Sometimes, I work simultaneously at the level of individuals, groups, senior leadership teams, organisations. This makes for some boundary issues that need careful and scrupulous collective attention.

It's perhaps also important to say that while I operate from humanistic principles, and have formed my own views about what makes for good leadership, it's not my place to constrain or judge a coaching client by having, or imposing, my own agenda. We work with their resources and readiness, their appetite to change. My role is to cocoon coaching the space, be fully present, while opening out new perspectives, pushing the client further and deeper in self-enquiry than they might have gone without my companionship. My job is not to insist on a particular agenda that either I, or others, or the organisation might have.
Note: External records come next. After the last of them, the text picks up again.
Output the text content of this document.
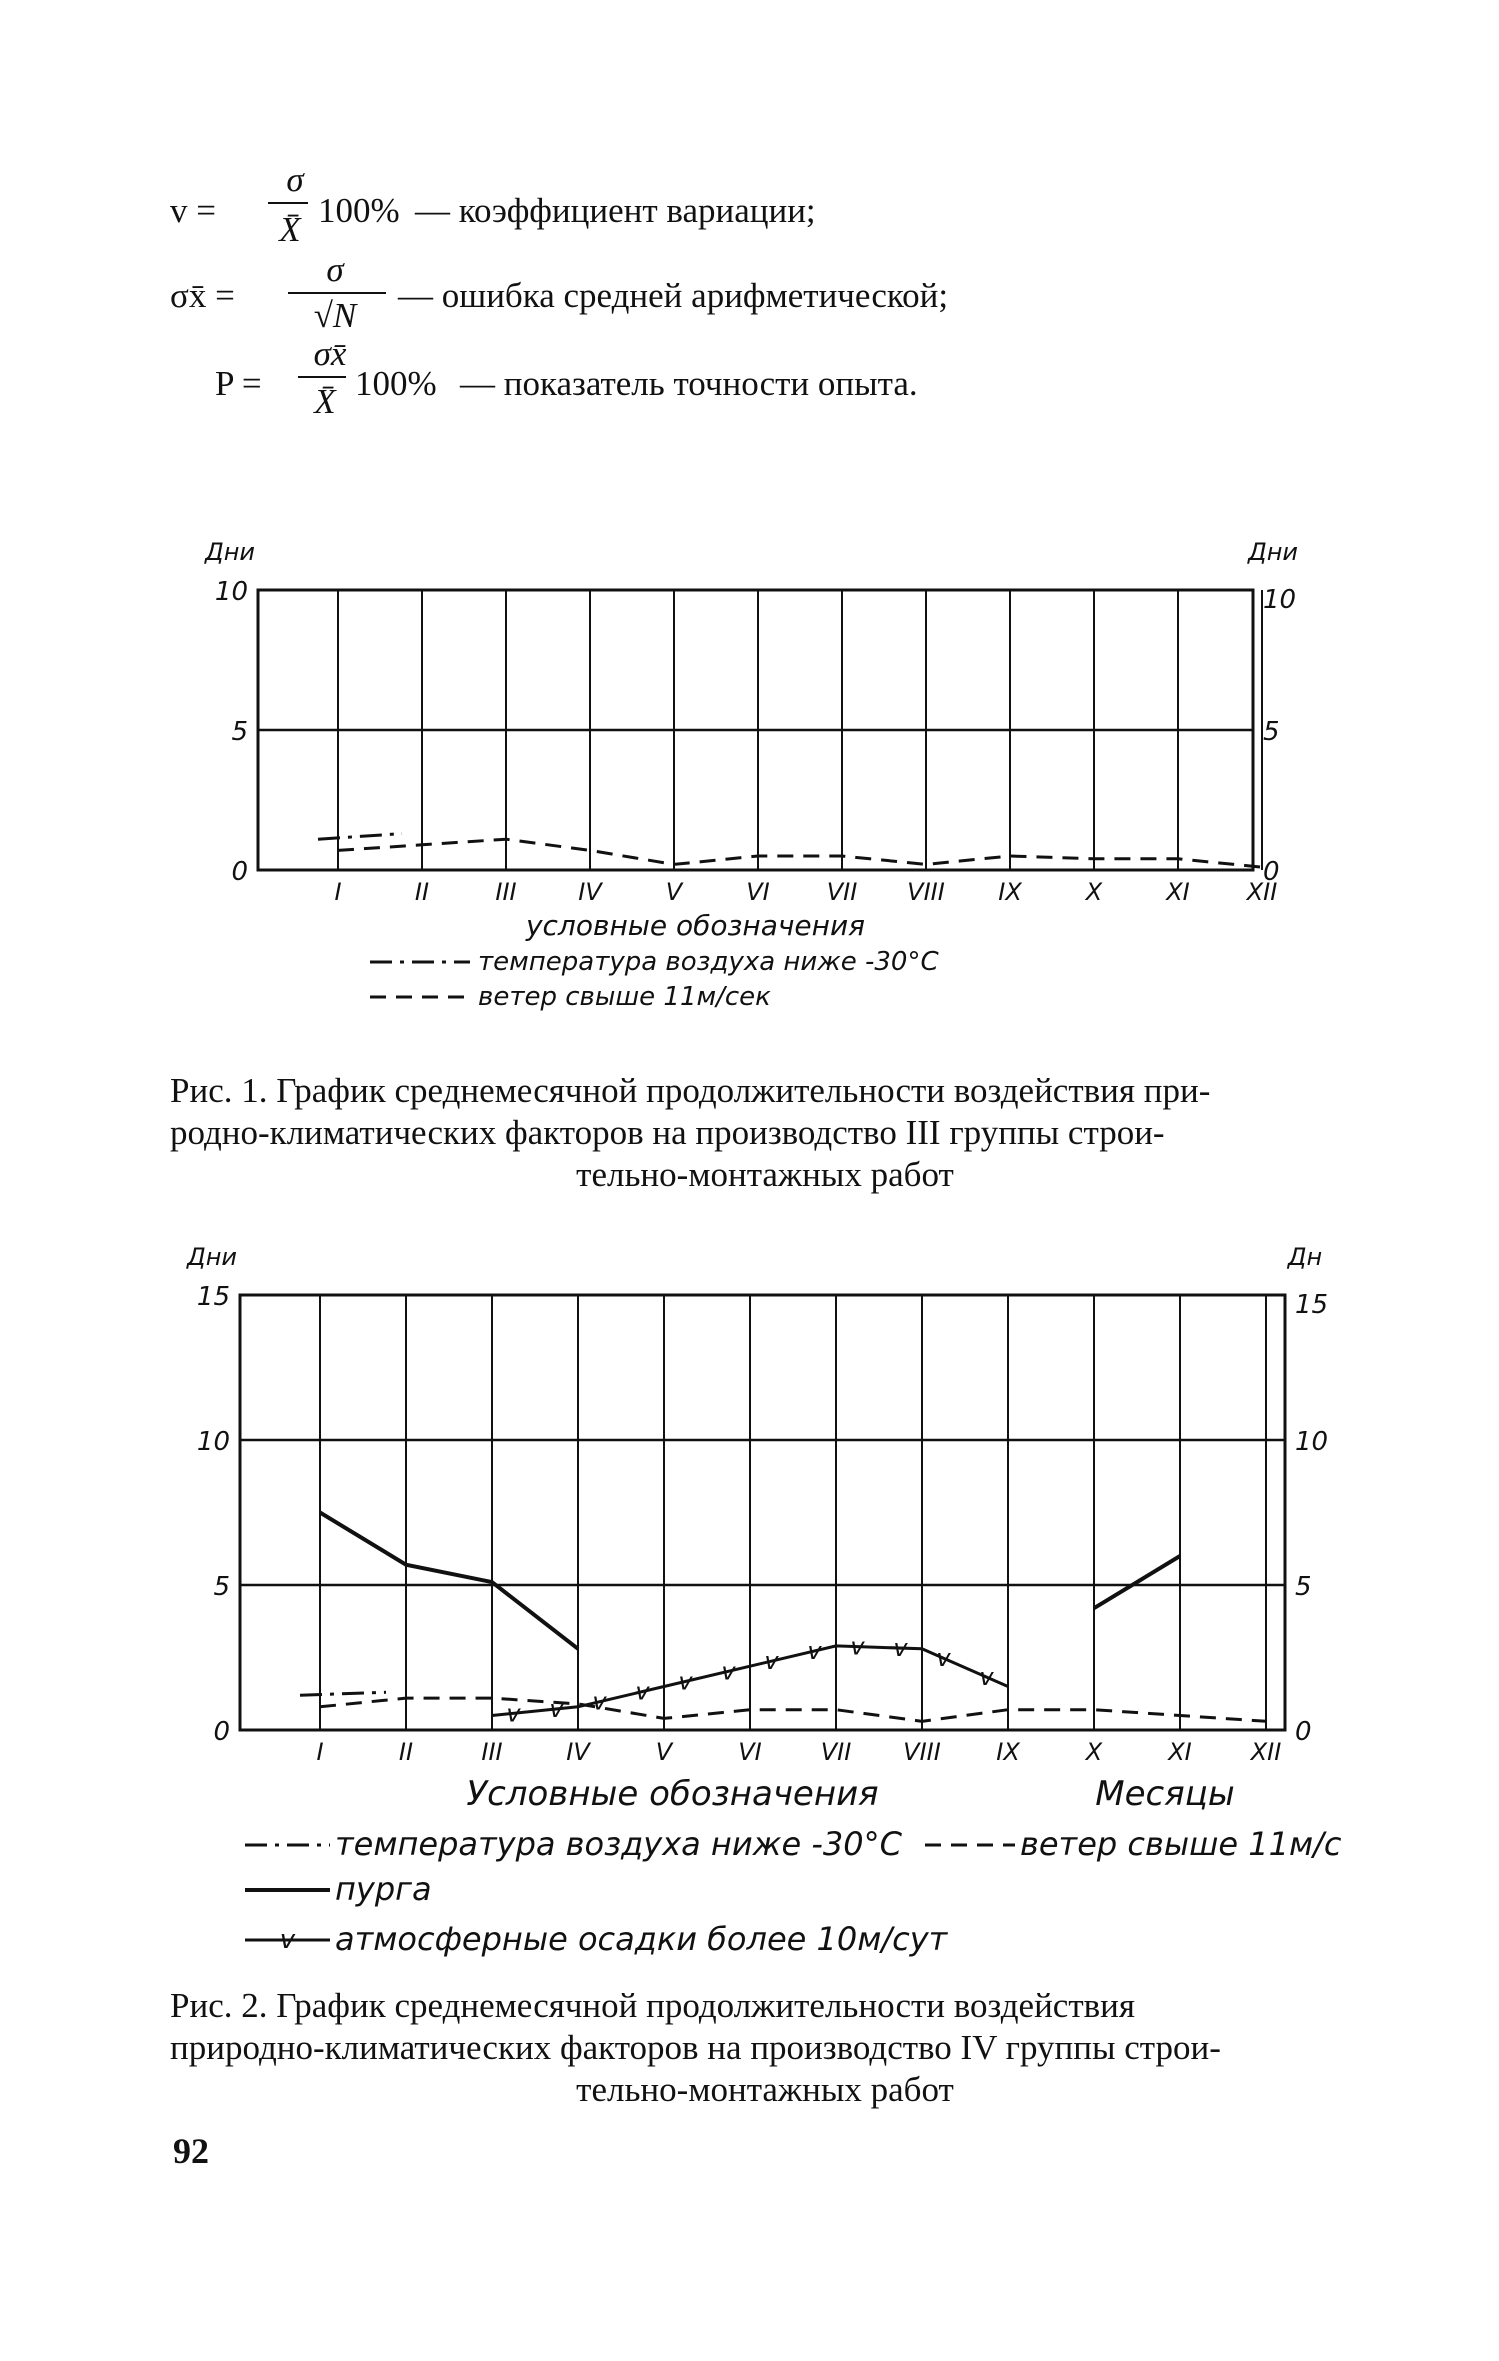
v =
σ
X̄ 100% — коэффициент вариации;
σx̄ =
σ
√N
— ошибка средней арифметической;
P =
σx̄
X̄ 100% — показатель точности опыта.
0	0
5	5
10	10
Дни	Дни
I	II	III	IV	V	VI VII VIII IX	X	XI XII
условные обозначения
температура воздуха ниже -30°С
ветер свыше 11м/сек
v v v v v v v v v v v
v
v
0	0
5	5
10	10
15	15
Дни	Дн
I	II	III	IV	V	VI VII VIII IX	X	XI XII
Месяцы
Условные обозначения
температура воздуха ниже -30°С	ветер свыше 11м/с
пурга
атмосферные осадки более 10м/сут
Рис. 1. График среднемесячной продолжительности воздействия при-
родно-климатических факторов на производство III группы строи-
тельно-монтажных работ
Рис. 2. График среднемесячной продолжительности воздействия
природно-климатических факторов на производство IV группы строи-
тельно-монтажных работ
92
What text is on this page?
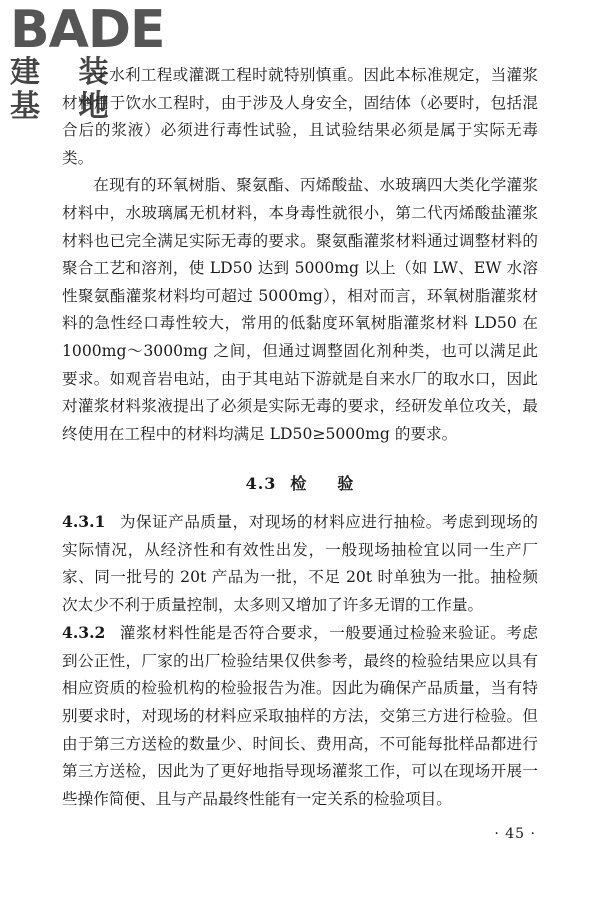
BADE
建 装 基 地

于水利工程或灌溉工程时就特别慎重。因此本标准规定，当灌浆材料用于饮水工程时，由于涉及人身安全，固结体（必要时，包括混合后的浆液）必须进行毒性试验，且试验结果必须是属于实际无毒类。

在现有的环氧树脂、聚氨酯、丙烯酸盐、水玻璃四大类化学灌浆材料中，水玻璃属无机材料，本身毒性就很小，第二代丙烯酸盐灌浆材料也已完全满足实际无毒的要求。聚氨酯灌浆材料通过调整材料的聚合工艺和溶剂，使 LD50 达到 5000mg 以上（如 LW、EW 水溶性聚氨酯灌浆材料均可超过 5000mg），相对而言，环氧树脂灌浆材料的急性经口毒性较大，常用的低黏度环氧树脂灌浆材料 LD50 在 1000mg～3000mg 之间，但通过调整固化剂种类，也可以满足此要求。如观音岩电站，由于其电站下游就是自来水厂的取水口，因此对灌浆材料浆液提出了必须是实际无毒的要求，经研发单位攻关，最终使用在工程中的材料均满足 LD50≥5000mg 的要求。

4.3 检 验

4.3.1 为保证产品质量，对现场的材料应进行抽检。考虑到现场的实际情况，从经济性和有效性出发，一般现场抽检宜以同一生产厂家、同一批号的 20t 产品为一批，不足 20t 时单独为一批。抽检频次太少不利于质量控制，太多则又增加了许多无谓的工作量。

4.3.2 灌浆材料性能是否符合要求，一般要通过检验来验证。考虑到公正性，厂家的出厂检验结果仅供参考，最终的检验结果应以具有相应资质的检验机构的检验报告为准。因此为确保产品质量，当有特别要求时，对现场的材料应采取抽样的方法，交第三方进行检验。但由于第三方送检的数量少、时间长、费用高，不可能每批样品都进行第三方送检，因此为了更好地指导现场灌浆工作，可以在现场开展一些操作简便、且与产品最终性能有一定关系的检验项目。

· 45 ·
And finally, Stafford Beers has it right, from the essay collection ‘Think before you think’, although he was talking about consulting really:

People who go into these difficult situations without love cannot put their arms around anyone, and therefore cannot share the burden of responsibility.'Stafford Beers

Some feedback from a coaching client.

This represents views on a series of six coaching sessions undertaken in early 2018.  At the time, I was trying to find my feet as a newly independent consultant providing support to executive teams and boards – including a newly formed government agency.  I found the process Victoria adopted both highly engaging and useful; firstly, it was very much a conversation -almost co-production - of what tools and techniques might be useful and when. Secondly, the tools themselves – particularly SCARF, Nancy Klein’s incisive questions and NLP new behaviour generator. I found the combination of approaches helped to challenge and stretch my thinking at all stages, allowing me to step back from the day-to-day ‘busy-ness’ and consider medium and long-term implications.  From a personal engagement and development perspective, Victoria always listened very carefully and offered incisive questions at key points. The atmosphere created was supportive yet challenging throughout, helping me recognise and think through sometimes deeply buried assumptions about how I interact with, and relate to, people – particularly professionally, yet also personally. As we both observed, I sometimes disappeared down technical rabbit holes and Victoria – very gently – pulled me back out to address those underlying issues!  Overall, it was a thoroughly helpful and developmental experience – thank you.